Her lips parted, lifted at the corners, and she sighed. “Yes.” She smiled. “I’m sorry, Winnie,” she added, reaching for her friend.

“Don’t,” Victoria said sharply. A mortal couldn’t be turned to a vampire that quickly…as far as she knew. The vampire had to drain most of the victim’s blood, and then offer their tainted blood for the victim to drink to replace the loss of her own. And then the victim would fall into unconsciousness and awaken as an undead. Clearly not enough time had elapsed for that to have occurred with Lady Nilly.

Nevertheless, Victoria was taking no chances. And before she could speak, Verbena had already pulled out another vial of holy water. If, when she poured it on Lady Nilly’s flesh, she screamed in agony, Victoria knew it was too late for her mother’s friend.

Her mother. Dear God.

Victoria snatched the holy water from Verbena and splashed it over the older woman’s wounded neck. She shrieked in surprise and indignance, but not in pain. Not in pain.

Thank Heaven.

“Take her home. Now.” She looked at Verbena and then at Lady Winnie, and they both seemed to realize there would be no arguing. “Is Oliver here?”

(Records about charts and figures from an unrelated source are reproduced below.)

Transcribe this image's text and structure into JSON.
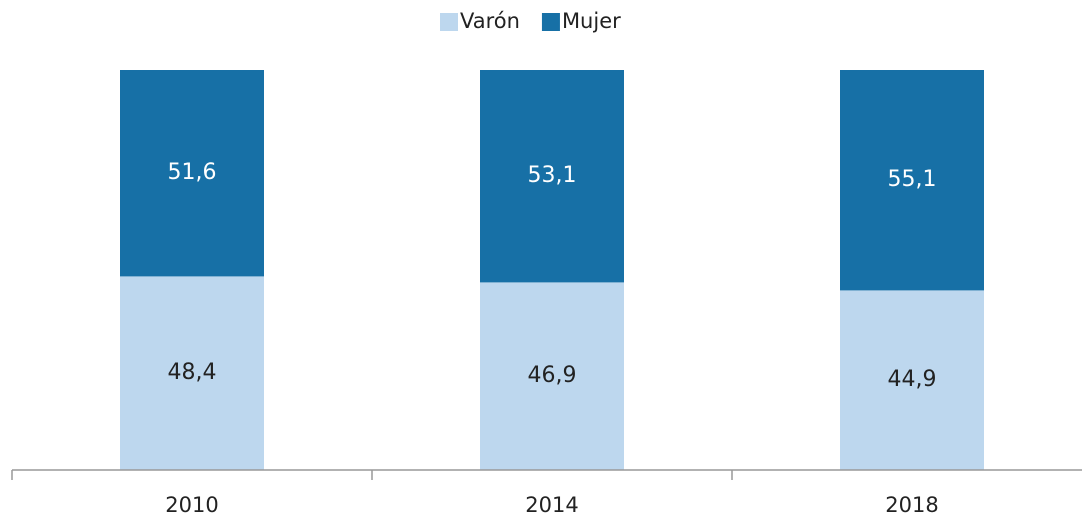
{
  "chart_data": {
    "type": "stacked_bar",
    "categories": [
      "2010",
      "2014",
      "2018"
    ],
    "series": [
      {
        "name": "Varón",
        "color": "#bdd7ee",
        "values": [
          48.4,
          46.9,
          44.9
        ],
        "value_labels": [
          "48,4",
          "46,9",
          "44,9"
        ]
      },
      {
        "name": "Mujer",
        "color": "#1770a6",
        "values": [
          51.6,
          53.1,
          55.1
        ],
        "value_labels": [
          "51,6",
          "53,1",
          "55,1"
        ]
      }
    ],
    "ylim": [
      0,
      100
    ],
    "legend": "top"
  }
}
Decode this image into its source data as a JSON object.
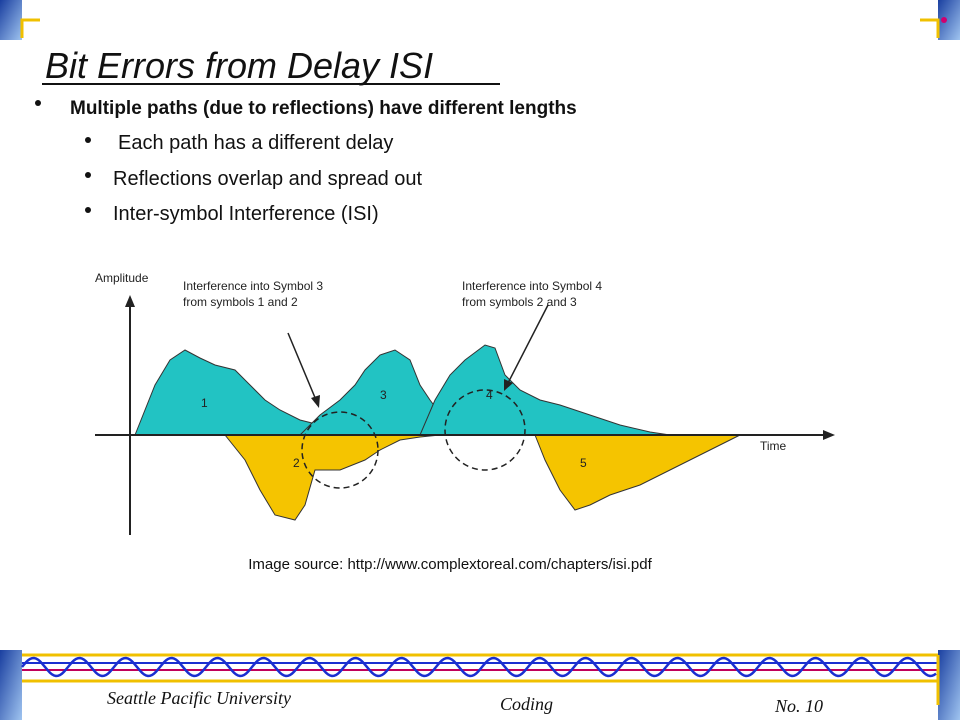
{
  "header": {
    "title": "Bit Errors from Delay ISI"
  },
  "bullets": [
    {
      "text": "Multiple paths (due to reflections) have different lengths",
      "sub_bullets": [
        "Each path has a different delay",
        "Reflections overlap and spread out",
        "Inter-symbol Interference (ISI)"
      ]
    }
  ],
  "figure": {
    "y_axis_label": "Amplitude",
    "x_axis_label": "Time",
    "annotations": [
      [
        "Interference into Symbol 3",
        "from symbols 1 and 2"
      ],
      [
        "Interference into Symbol 4",
        "from symbols 2 and 3"
      ]
    ],
    "pulse_labels": [
      "1",
      "2",
      "3",
      "4",
      "5"
    ]
  },
  "caption": "Image source: http://www.complextoreal.com/chapters/isi.pdf",
  "footer": {
    "institution": "Seattle Pacific University",
    "course": "Coding",
    "slide_number": "No. 10"
  }
}
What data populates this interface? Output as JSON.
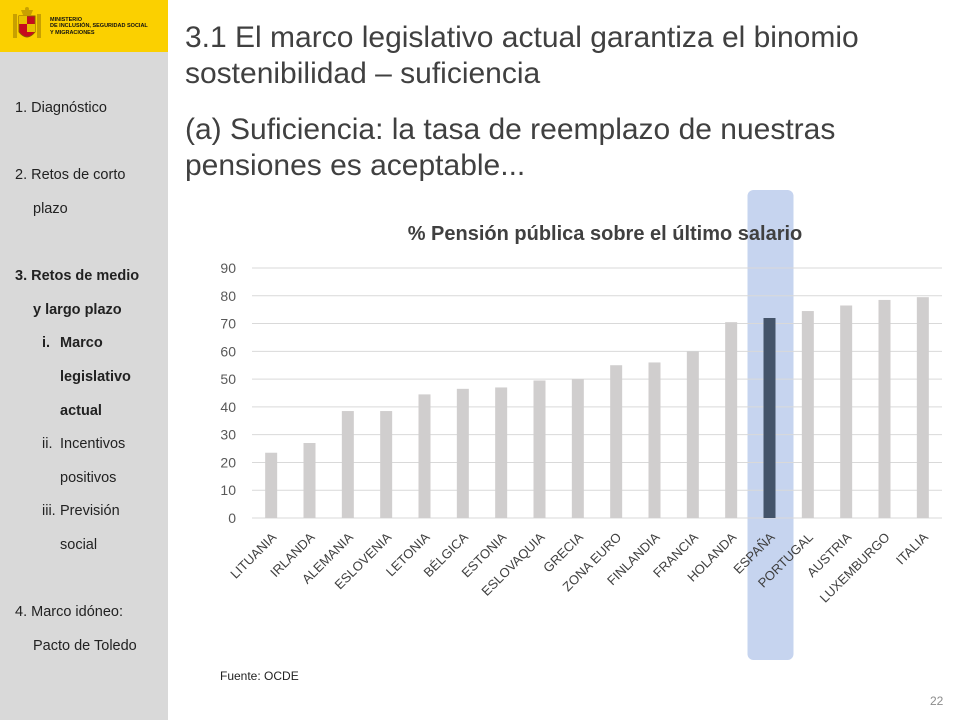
{
  "header": {
    "ministry_lines": [
      "MINISTERIO",
      "DE INCLUSIÓN, SEGURIDAD SOCIAL",
      "Y MIGRACIONES"
    ]
  },
  "sidebar": {
    "items": [
      {
        "label": "1. Diagnóstico",
        "bold": false
      },
      {
        "label": "2. Retos de corto",
        "bold": false
      },
      {
        "label": "plazo",
        "bold": false
      },
      {
        "label": "3. Retos de medio",
        "bold": true
      },
      {
        "label": "y largo plazo",
        "bold": true
      },
      {
        "label": "i.",
        "bold": true
      },
      {
        "label": "Marco",
        "bold": true
      },
      {
        "label": "legislativo",
        "bold": true
      },
      {
        "label": "actual",
        "bold": true
      },
      {
        "label": "ii.",
        "bold": false
      },
      {
        "label": "Incentivos",
        "bold": false
      },
      {
        "label": "positivos",
        "bold": false
      },
      {
        "label": "iii.",
        "bold": false
      },
      {
        "label": "Previsión",
        "bold": false
      },
      {
        "label": "social",
        "bold": false
      },
      {
        "label": "4. Marco idóneo:",
        "bold": false
      },
      {
        "label": "Pacto de Toledo",
        "bold": false
      }
    ]
  },
  "slide": {
    "title_line1": "3.1 El marco legislativo actual garantiza el binomio",
    "title_line2": "sostenibilidad – suficiencia",
    "subtitle_line1": "(a) Suficiencia: la tasa de reemplazo de nuestras",
    "subtitle_line2": "pensiones es aceptable...",
    "source": "Fuente:  OCDE",
    "page_number": "22"
  },
  "chart_data": {
    "type": "bar",
    "title": "% Pensión pública sobre el último salario",
    "categories": [
      "LITUANIA",
      "IRLANDA",
      "ALEMANIA",
      "ESLOVENIA",
      "LETONIA",
      "BÉLGICA",
      "ESTONIA",
      "ESLOVAQUIA",
      "GRECIA",
      "ZONA EURO",
      "FINLANDIA",
      "FRANCIA",
      "HOLANDA",
      "ESPAÑA",
      "PORTUGAL",
      "AUSTRIA",
      "LUXEMBURGO",
      "ITALIA"
    ],
    "values": [
      23.5,
      27,
      38.5,
      38.5,
      44.5,
      46.5,
      47,
      49.5,
      50,
      55,
      56,
      60,
      70.5,
      72,
      74.5,
      76.5,
      78.5,
      79.5
    ],
    "ylim": [
      0,
      90
    ],
    "yticks": [
      0,
      10,
      20,
      30,
      40,
      50,
      60,
      70,
      80,
      90
    ],
    "grid": true,
    "highlight_category": "ESPAÑA",
    "colors": {
      "bar": "#d0cece",
      "highlight_bar": "#44546a",
      "highlight_band": "#c6d4ef",
      "grid": "#d9d9d9"
    }
  }
}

“I told ’im t’wait in th’ carriage,” Verbena replied as they started walking back toward the house. “He wanted to come wi’us, but I told him someone had to wait there—’ specially if we ’ad to leave quick.”

Fortunately Victoria’s neck still wasn’t cold when they approached the front of the deserted villa. The three others she’d rescued from the vampires were huddled against the gate, backed into a corner. One of the women gasped as Victoria and her companions came into view, but Victoria ignored her.

“The gate’s locked,” said Verbena, stopping there.